I dunno. It's a station, isn't it? As far as I'm concerned a railway station gets 3 stars for having rails in and rails out. Haymarket has seemingly little more than this.
The windy city at it's most austere. No traveller who alights here could feel "welcome to Edinburgh". Those who can would be better to stay on the train until Waverley.
Whenever I get the shuttle bus into Edinburgh city centre from the Airport I always get off at Haymarket as it's one stop closer to Glasgow Queen Street. I have a few friends who live closer to Waverly station too so whenever I visit them I'll get off here too. I remember when I went to my friends 21st birthday party I was running really late, I didn't want to have to walk through Glasgow and sit on the train dolled up to the nines so decided the best option was to get change in the toilets when I got to Haymarket Station. The toilets were pretty dingy and when I emerged I got glances off sleazy old men that made me wish I'd just got changed at the party but I didn't want to turn up in old jeans. For some reason whatever time of day I use this station most of the travellers are either guys in business suits or complete oddballs with a few regular passengers thronw in, I was once asked by someone if they could cut my hair. Strange.

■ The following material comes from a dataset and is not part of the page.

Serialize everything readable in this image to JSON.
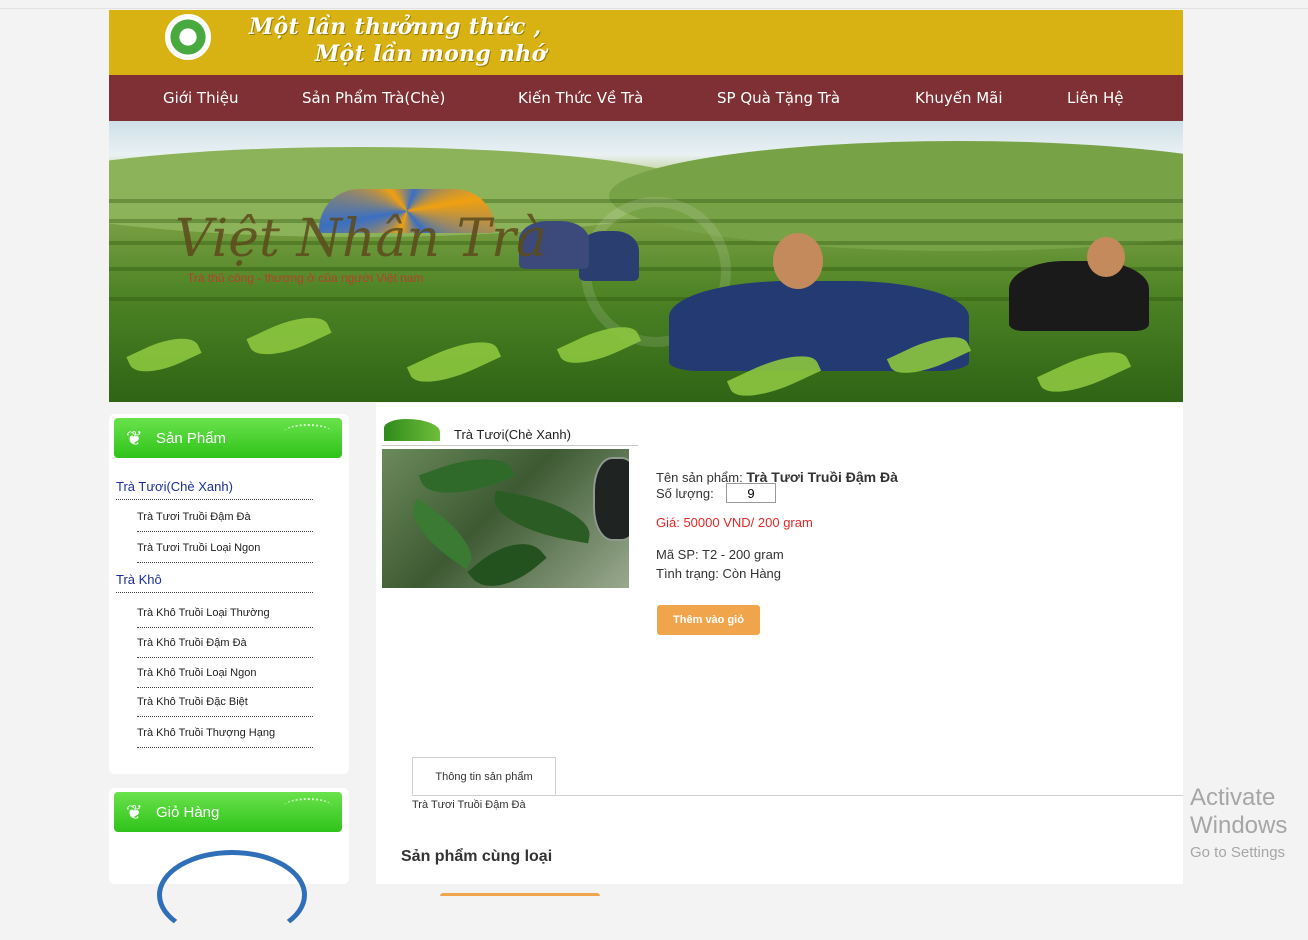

Anyways, Haymarket is a busy station, with clearly marked platforms and the staff are always helpful too. I remember standing behind a guy in the ticket queue who'd come to Haymarket instead of Waverly and missed his train so they guy just printed off another ticket for him. Nice.
It's Waverley, but smaller, scummier and further out of the city. Haymarket is pretty rubbish and there is no reason to go here unless you live right next to it. It can be quite intimidating when it's quiet and dark, and is just a bit crap to be honest. But it serves a purpose and if you live round there is probably very useful
Second biggest station in Edinburgh. Quite dated station, but not as busy as Waverley. Very close to city centre. Some coffer stall and newsagent on platforms. The plans come forward to be rebuild within next few years.

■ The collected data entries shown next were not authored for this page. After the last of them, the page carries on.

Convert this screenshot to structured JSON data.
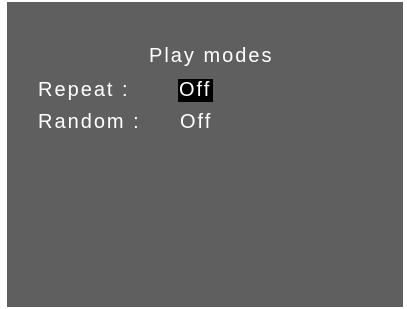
{
  "menu": {
    "title": "Play modes",
    "items": [
      {
        "label": "Repeat :",
        "value": "Off",
        "selected": true
      },
      {
        "label": "Random :",
        "value": "Off",
        "selected": false
      }
    ]
  },
  "colors": {
    "background": "#5f5f5f",
    "text": "#ffffff",
    "highlight": "#000000"
  }
}
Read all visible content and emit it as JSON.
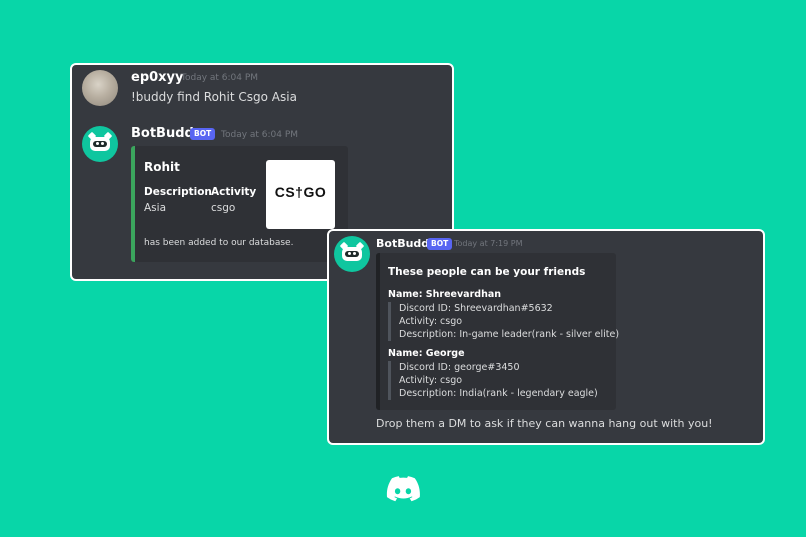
{
  "card1": {
    "msg1": {
      "username": "ep0xyy",
      "timestamp": "Today at 6:04 PM",
      "text": "!buddy find Rohit Csgo Asia"
    },
    "msg2": {
      "username": "BotBuddy",
      "tag": "BOT",
      "timestamp": "Today at 6:04 PM",
      "embed": {
        "title": "Rohit",
        "fields": [
          {
            "name": "Description",
            "value": "Asia"
          },
          {
            "name": "Activity",
            "value": "csgo"
          }
        ],
        "thumbnail_text": "CS†GO",
        "footer": "has been added to our database.",
        "accent": "#3ba55d"
      }
    }
  },
  "card2": {
    "username": "BotBuddy",
    "tag": "BOT",
    "timestamp": "Today at 7:19 PM",
    "embed": {
      "title": "These people can be your friends",
      "people": [
        {
          "name_line": "Name: Shreevardhan",
          "lines": [
            "Discord ID: Shreevardhan#5632",
            "Activity: csgo",
            "Description: In-game leader(rank - silver elite)"
          ]
        },
        {
          "name_line": "Name: George",
          "lines": [
            "Discord ID: george#3450",
            "Activity: csgo",
            "Description: India(rank - legendary eagle)"
          ]
        }
      ],
      "accent": "#202225"
    },
    "text": "Drop them a DM to ask if they can wanna hang out with you!"
  },
  "colors": {
    "background": "#08d6a8",
    "card": "#36393f",
    "embed": "#2f3136",
    "bot_tag": "#5865f2"
  },
  "icons": {
    "footer_logo": "discord-logo-icon"
  }
}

Easier to get in and out when travelling on local journeys than going to waverley and generally runs pretty efficiently.. pretty modern.
I use the train quite a lot for travelling both in Scotland and out and about in the rest of the country. The station is served by quite a few operators, such as Virgin Trains, Cross Country Trains, First Scotrail and National Express (ex GNER). These together serve various domestic destinations such as Glasgow, Perth, Aberdeen etc aswell as English stations such as Leeds, York, Birmingham, London, Bristol, Plymouth and Penzance. Currently the station is operated by First, and is quite an attractive 'old fashioned' in style, with a wide selection of cafes and good customer information systems. A pleasure to transfer through!
As Edinburgh's second railway station, Haymarket is considerably smaller than Waverley with only 4 and a half platforms (the half platform is for trains from Fife and local areas, which occasionally terminate at Haymarket). There are steps to all platforms as you enter at street level and then have to go through ticket barriers, and the steps can be awkward for those with mobility problems or pushchairs - however there is an entrance on a level with one of the platforms available on request. The facilities at Haymarket are limited and the toilets are on platform 4, which can be tricky if your train is on platform 1, 2 or 3! The announcers are good though and often humourous where need be to lighten the mood. There is a coffee shop on platform 4 (by the toilets) & a kiosk on platform 2/3, however I have never used these so cannot comment on them. Overall, a much easier station to use than Waverley and I would recommend it if heading west or north and your train stops there. The only problem is that some trains, especially the commuter trains, can be full by the time they reach Haymarket and it can be difficult to get a seat.